Egyptians vote next month in the first presidential election since the fall of Hosni Mubarak last year. And the IMF wants assurances that the political leaders who emerge to run the country will be on board with the financial requirements underpinning a proposed $3.2 billion loan.
On the other hand, some Egyptians and international financial experts are asking if it is even appropriate for a lame-duck military government to complete a deal that ties the hands of a future government.
The issue of Egypt and, more broadly, the Arab Spring countries, will be a chief concern of the spring meetings of the IMF and World Bank this weekend in Washington. The question is: How does the global financial community follow through on its commitment to help them on the road of reform?
In December, IMF Managing Director Christine Lagarde said her institution had set aside $35 billion for loans to help shore up the Arab countries in transition. But since then, concerns about commitments to reform and questions about leaders’ ability to hold up their end of a deal have held up agreements.
As Ms. Lagarde said at a Washington press conference Thursday, the IMF “stands ready [and] will help each of those [Arab Spring] countries,” but she said the countries would also have to adhere to the IMF’s rules to get the loans.
“With IMF programs, it takes two to tango, right?” she said.

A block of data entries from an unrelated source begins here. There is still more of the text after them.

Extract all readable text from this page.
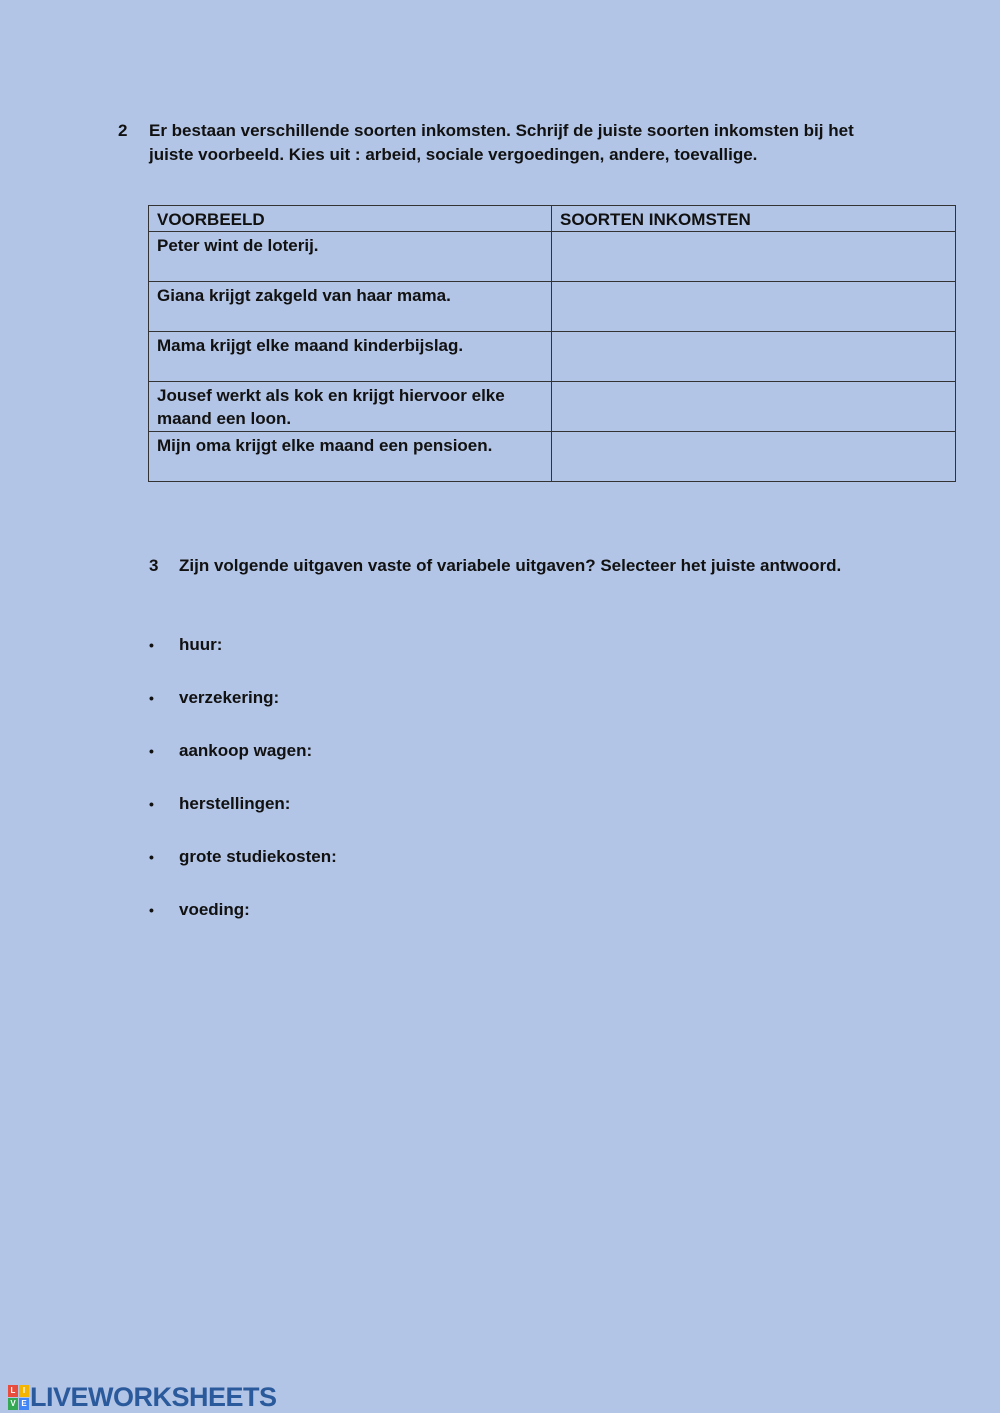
2	Er bestaan verschillende soorten inkomsten. Schrijf de juiste soorten inkomsten bij het juiste voorbeeld. Kies uit : arbeid, sociale vergoedingen, andere, toevallige.
VOORBEELD	SOORTEN INKOMSTEN
Peter wint de loterij.	
Giana krijgt zakgeld van haar mama.	
Mama krijgt elke maand kinderbijslag.	
Jousef werkt als kok en krijgt hiervoor elke maand een loon.	
Mijn oma krijgt elke maand een pensioen.	
3	Zijn volgende uitgaven vaste of variabele uitgaven? Selecteer het juiste antwoord.
•	huur:
•	verzekering:
•	aankoop wagen:
•	herstellingen:
•	grote studiekosten:
•	voeding:
L I
V E LIVEWORKSHEETS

In the case of Egypt, the wise thing might seem to be to wait for the new government to emerge, given the doubts about future support for a loan. But the problem is that Egypt’s finances and economy are deteriorating now, and fast: The country’s foreign reserves have shrunk by more than half, tourism has plummeted, unemployment has jumped – and as a result, Egypt needs an infusion of as much as $12 billion from public and private sources to stabilize its finances, experts say.
The IMF has two basic conditions for extending loans Lagarde says: First, the IMF must have negotiated with authorities an economic plan that will “actually help that country pull itself out of the difficulty it is in”; and second, there must be “broad political support in the country” for the loan program.
Until recently, the Muslim Brotherhood’s Freedom and Justice Party, which emerged as a dominant political force in parliamentary elections several months ago, opposed any IMF package, but party leaders appear to have switched to favoring the loan. That endorsement has helped fuel renewed optimism among IMF officials that a loan the organization had hoped to agree on with Egypt in March can still be concluded this month.
On Friday, Masood Ahmed, IMF Middle East director, said prospects for a deal with Egypt were brightening. “We feel there is some progress in terms of getting a commitment and broad buy-in to the objectives and the measures” of a loan program, he said.
Concluding a loan with Egypt would be a good signal to the region, he added, which he said continues to experience a slowdown in economic growth as a result of the repercussions of political upheaval and the effects of Europe’s debt crisis.